Clean-up
doubts: Many Fukushima evacuees may never return home
Many
of the people who were forced to evacuate after the 2011 triple
meltdown at the Fukushima nuclear power plant may never return,
Japanese lawmakers admitted, overturning initial optimistic
government pledges.
RT,
12
November, 2013
A
call to admit the grim reality and step back from the ambitious
Fukushima decontamination goals came from Prime Minister Shinzo Abe's
coalition parties. Japan has so far spent $30 billion on the clean-up
program, which has proven to be more difficult to carry out than
initially expected.
The
new plan would be for the government to fund relocation to new homes
for those who used to live in the most contaminated areas.
"There
will come a time when someone has to say, 'You won't be able to live
here anymore, but we will make up for it'," Shigeru
Ishiba, the secretary General of Abe’s Liberal Democrat party said
in a speech earlier this month.
On
Tuesday, evacuees reacted with anger at the government's admission.
"Politicians
should have specified a long time ago the areas where evacuees will
not be able to return, and presented plans to help them rebuild their
lives elsewhere," Toshitaka Kakinuma, a 71-year-old
evacuee, told the Asahi Shimbun newspaper.
Some
160,000 people escaped the vicinity of Fukushima Daiichi, when a
powerful earthquake and tsunami transformed the plant into the
world’s worst nuclear disaster since Chernobyl. About a third of
them are still living in temporary housing. They were promised that
this would not last for longer than 3 years.
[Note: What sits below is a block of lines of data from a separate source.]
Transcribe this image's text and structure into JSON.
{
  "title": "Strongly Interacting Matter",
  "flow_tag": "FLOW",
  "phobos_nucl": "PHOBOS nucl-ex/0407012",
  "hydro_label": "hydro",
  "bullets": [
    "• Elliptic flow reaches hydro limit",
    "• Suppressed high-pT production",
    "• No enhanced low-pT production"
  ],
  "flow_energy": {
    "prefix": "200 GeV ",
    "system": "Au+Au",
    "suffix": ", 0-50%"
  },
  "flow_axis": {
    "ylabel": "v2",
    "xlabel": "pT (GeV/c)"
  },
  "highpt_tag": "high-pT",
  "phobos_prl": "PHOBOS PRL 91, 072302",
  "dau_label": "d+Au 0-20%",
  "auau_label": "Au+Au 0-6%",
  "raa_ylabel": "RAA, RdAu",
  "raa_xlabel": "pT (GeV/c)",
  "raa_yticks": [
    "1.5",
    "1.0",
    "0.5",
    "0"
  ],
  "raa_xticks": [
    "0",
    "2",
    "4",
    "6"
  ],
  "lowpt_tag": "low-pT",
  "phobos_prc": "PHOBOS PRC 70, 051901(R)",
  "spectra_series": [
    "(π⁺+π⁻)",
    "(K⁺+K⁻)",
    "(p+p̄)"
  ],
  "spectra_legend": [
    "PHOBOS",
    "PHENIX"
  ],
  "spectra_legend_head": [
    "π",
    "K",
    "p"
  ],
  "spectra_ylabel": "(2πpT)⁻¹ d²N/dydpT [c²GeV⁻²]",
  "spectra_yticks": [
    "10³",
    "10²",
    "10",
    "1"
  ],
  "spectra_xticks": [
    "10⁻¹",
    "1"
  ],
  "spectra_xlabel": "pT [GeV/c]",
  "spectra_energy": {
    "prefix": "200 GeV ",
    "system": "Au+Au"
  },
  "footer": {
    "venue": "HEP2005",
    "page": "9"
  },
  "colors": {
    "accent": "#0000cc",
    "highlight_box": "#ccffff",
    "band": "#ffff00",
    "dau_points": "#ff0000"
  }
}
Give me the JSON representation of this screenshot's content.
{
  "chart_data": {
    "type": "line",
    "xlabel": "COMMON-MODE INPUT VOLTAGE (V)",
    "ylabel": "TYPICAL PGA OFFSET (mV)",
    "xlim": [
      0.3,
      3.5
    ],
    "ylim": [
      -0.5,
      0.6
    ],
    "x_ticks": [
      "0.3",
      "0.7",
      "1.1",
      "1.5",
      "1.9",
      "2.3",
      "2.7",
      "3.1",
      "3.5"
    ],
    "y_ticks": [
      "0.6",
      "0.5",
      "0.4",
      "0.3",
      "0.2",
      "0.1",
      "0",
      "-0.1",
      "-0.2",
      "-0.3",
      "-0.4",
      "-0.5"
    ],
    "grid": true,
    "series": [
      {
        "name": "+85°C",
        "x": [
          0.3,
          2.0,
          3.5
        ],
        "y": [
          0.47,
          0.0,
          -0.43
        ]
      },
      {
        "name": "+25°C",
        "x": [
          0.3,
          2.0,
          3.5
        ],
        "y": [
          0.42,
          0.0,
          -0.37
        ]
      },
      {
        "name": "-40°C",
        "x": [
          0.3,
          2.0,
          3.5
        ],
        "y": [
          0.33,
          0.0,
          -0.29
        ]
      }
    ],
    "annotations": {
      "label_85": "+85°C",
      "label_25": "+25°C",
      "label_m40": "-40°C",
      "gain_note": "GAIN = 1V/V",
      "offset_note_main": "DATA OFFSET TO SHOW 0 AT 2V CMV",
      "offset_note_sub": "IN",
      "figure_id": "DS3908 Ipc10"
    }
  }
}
A deserted street inside the
contaminated exclusion zone around the crippled Fukushima Dai-ichi
nuclear power station near Okuma on November 12, 2011. (AFP Photo /
David Guttenfelder)
The
Ministry of Environment wanted to decontaminate 11 townships in the
affected area, bringing the average annual radiation dose to 20
millisieverts, a level deemed safe by the International Centre for
Radiological Protection. It further pledged to pursue a long-term
goal reducing it to 1 millisievert per year.
The
clean-up, however, has been marred by delays and reports that workers
sometimes simply dumped contaminated waste rather than collect it for
safe storage, causing the environment ministry push back the
deadline. There are also calls on the government to abandon the more
ambitious dose target, arguing that it is unrealistic.
Some
evacuees said they wouldn’t return even after the first phase of
the cleanup, saying the dose of 20 millisieverts per year still poses
health risks.
"No
matter how much they decontaminate I'm not going back because I have
children and it is my responsibility to protect them," Yumi
Ide, a mother of two teenage boys, told Reuters.
The
fear of radiation has soared in Japan in the wake of the Fukushima
disaster, with rallies against the use of nuclear power scoring
record attendance. The government shut down all 50 remaining Japanese
reactors for safety checks, and there is strong pressure to keep them
offline.
The
Japanese government is reportedly seeking to
borrow an extra $30 billion for the Fukushima cleanup and
compensations, which would raise the total cost of the disaster
response to $80 billion. The figure does not include the cost of
decommissioning reactors to be carried out by the plant operator,
Tepco. The company recently complained about the huge expense of the
process, which may last at least 30 years.